Wendelin Wiedeking: Der Anschnäuzer bei Porsche'
[Von ftd.de, 19:53, 31.03.04]

"Angst behindert das Denken", sagt Wendelin Wiedeking. In starken Sprüchen ist der Porsche-Chef gut. In seinem Job auch: Die Erfolgsgeschichte von Porsche ist zugleich die Erfolgsgeschichte des furchtlosen Mannes an der Spitze.

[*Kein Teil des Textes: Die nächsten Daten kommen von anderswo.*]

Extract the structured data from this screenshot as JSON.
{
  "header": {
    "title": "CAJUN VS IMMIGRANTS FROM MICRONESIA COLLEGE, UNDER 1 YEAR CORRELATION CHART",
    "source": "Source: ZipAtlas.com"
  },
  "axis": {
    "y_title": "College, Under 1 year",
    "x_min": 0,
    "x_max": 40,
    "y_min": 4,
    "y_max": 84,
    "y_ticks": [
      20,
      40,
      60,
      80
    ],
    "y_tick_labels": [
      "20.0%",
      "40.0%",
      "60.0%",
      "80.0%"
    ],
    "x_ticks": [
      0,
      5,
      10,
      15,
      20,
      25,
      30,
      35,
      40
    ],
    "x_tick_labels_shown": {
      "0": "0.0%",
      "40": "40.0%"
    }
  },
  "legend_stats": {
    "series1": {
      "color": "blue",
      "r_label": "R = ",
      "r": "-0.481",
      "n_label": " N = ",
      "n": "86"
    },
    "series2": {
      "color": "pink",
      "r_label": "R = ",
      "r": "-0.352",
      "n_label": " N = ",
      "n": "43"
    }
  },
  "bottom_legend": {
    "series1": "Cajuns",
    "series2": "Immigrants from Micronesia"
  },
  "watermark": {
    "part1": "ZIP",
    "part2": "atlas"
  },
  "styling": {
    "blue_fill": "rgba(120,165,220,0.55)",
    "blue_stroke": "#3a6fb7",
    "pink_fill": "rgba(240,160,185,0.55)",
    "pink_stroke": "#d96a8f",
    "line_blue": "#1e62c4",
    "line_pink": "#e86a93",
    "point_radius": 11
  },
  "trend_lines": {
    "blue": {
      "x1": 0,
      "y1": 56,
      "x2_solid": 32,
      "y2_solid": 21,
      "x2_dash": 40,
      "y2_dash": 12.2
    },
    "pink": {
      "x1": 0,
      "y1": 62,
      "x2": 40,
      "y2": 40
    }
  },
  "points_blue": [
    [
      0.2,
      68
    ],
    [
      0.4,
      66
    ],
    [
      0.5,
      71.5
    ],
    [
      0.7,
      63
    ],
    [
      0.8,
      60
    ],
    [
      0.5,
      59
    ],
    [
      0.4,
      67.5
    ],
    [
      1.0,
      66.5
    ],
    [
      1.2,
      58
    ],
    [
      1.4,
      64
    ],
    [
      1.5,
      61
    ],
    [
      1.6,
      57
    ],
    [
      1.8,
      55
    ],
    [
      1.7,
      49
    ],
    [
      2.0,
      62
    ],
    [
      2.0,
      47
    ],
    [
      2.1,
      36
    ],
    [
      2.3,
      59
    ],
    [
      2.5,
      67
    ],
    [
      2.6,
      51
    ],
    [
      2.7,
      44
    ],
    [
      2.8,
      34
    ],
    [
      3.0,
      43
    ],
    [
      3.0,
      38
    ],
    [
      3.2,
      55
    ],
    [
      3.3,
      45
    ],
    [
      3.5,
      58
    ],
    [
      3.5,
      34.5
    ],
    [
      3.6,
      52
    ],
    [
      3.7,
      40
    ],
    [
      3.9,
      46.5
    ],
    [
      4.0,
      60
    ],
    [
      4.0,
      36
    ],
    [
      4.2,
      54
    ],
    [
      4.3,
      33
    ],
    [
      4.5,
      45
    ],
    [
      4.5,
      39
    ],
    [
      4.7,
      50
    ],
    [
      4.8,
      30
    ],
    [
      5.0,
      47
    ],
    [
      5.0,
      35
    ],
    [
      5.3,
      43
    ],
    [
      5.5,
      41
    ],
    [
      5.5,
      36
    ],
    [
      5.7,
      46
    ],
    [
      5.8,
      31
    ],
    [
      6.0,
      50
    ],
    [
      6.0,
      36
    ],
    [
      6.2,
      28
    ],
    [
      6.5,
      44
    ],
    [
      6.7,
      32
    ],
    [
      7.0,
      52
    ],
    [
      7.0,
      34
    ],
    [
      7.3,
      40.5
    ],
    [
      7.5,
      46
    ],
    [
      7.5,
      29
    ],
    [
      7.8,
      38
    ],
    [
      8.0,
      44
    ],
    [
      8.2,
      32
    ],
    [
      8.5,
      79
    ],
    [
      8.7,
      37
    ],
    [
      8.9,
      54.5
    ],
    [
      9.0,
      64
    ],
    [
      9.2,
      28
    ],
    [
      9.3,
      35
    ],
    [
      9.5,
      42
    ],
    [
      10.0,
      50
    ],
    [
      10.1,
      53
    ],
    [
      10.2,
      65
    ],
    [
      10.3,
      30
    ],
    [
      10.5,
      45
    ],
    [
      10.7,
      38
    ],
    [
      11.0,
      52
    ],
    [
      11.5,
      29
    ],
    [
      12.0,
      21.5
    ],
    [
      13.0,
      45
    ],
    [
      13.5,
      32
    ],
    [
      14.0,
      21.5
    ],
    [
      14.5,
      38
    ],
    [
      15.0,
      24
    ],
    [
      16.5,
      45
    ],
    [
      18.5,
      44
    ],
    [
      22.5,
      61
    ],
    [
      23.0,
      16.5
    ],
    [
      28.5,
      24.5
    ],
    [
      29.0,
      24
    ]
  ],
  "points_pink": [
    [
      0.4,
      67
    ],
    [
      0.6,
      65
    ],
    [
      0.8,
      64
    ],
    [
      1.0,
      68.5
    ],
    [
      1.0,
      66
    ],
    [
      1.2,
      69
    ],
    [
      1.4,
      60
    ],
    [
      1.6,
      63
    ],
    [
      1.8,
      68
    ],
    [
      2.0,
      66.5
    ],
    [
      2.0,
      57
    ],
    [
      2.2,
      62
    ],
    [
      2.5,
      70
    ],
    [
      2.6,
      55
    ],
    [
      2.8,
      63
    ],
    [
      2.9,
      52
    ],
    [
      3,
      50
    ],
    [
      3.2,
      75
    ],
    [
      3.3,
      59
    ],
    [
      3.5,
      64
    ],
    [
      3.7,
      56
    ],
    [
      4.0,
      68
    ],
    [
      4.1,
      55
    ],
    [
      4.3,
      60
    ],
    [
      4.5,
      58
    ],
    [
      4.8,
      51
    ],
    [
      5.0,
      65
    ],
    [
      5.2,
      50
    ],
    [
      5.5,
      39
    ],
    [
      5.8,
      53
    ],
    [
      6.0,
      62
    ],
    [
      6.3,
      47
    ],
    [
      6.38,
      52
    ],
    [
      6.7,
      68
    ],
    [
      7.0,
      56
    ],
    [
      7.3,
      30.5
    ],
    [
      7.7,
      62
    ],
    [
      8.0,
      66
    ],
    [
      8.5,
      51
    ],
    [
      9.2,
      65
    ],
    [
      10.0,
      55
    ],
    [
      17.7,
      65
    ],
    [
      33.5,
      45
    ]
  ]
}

Wer Wendelin Wiedeking ärgern möchte, mal sehen, wie ihm der Schnurrbart erstarrt, der muss einfach nur sagen: "Also, Herr Wiedeking, Ihr Vorschlag, der hat ja durchaus seine Reize, aber ich hätte da trotzdem meine Bedenken."
Einen Mitarbeiter, der einen solchen Satz sagt, könnte man tollkühn nennen, oder jobmüde. "Bedenkenträger muss man nach Hause schicken", poltert Wiedeking. "Sie machen alles kaputt. Angst behindert das Denken. Ich habe keine Angst. Nie."
Und damit man ihm das glaubt, erzählt er gerne eine Anekdote. Er ließ sich einmal im dicksten Nebel zu einem Rennen nach Le Mans fliegen. "Der Pilot wollte nicht landen. Ich: 'Wir müssen da runter!' Der Pilot: 'Nein!' Ich: 'Wir gehen da runter!' Sind wir auch. Tauchte vor uns eine Stromleitung aus dem Nebel auf. Haben wir einen kleinen Schwupser drüber gemacht. Aber wir waren pünktlich da: No risk, no fun."
Erst Risiko, dann Spaß - viel Spaß

So läuft Wiedekings Karriere: erst Risiko, dann Spaß - viel Spaß. Er hat Porsche vom Verlierer zum Gewinner gemacht. Noch vor einem Jahrzehnt galt Porsche als Zuhälter-Marke, Aktien-Desaster und Pleite-Kandidat. Heute ist er Promi-Stolz, Anleger-Glück und die profitabelste Autofirma der Welt.
Wiedeking hat dieser Erfolg das Bundesverdienstkreuz am Bande eingebracht, den Orden wider den tierischen Ernst und, seit fünf Jahren in Folge, den Sieg beim Wettbewerb "Excellence in Leadership", in dem Vorstandschefs ihren Besten küren.
Eine schöne Karriere für einen Mann, den die Presse bei seinem Start noch verspottete, er wirke wie der "Buchhalter einer Rollladenfirma". Das war 1992. Wiedeking war 40 Jahre alt und Günstling des mächtigen Ferdinand Piëch. Alle anderen in und um den Aufsichtsrat herum hatten ihre Zweifel: Dieser Grünschnabel soll die Firma wieder beleben? In den fünf Jahren zuvor hatte sich die Produktion halbiert, das Management musste einen Verlust von 240 Mio. DM verkünden.
Mut und Entschlusskraft beim Ausmisten

Die Horrorzahlen erleichtern Wiedekings Start: "Es war ja nichts in Ordnung. Kein einziger Bereich. Das war natürlich für eine Sanierung eine Steilvorlage", sagt er. "Da konnten wir richtig ausmisten."
Und wie er ausmistet! Er zeigt Mut und Entschlusskraft, holt sich Berater aus Japan ins Haus, krempelt die Fertigung um, siebt 700 der 1000 Lieferanten aus und vertreibt rund 3000 Mitarbeiter. "Anhand der Produktionszahlen können Sie leicht ausrechnen, wie viele Leute Sie nicht brauchen, das geht ohne Taschenrechner, mit einem Dreisatz."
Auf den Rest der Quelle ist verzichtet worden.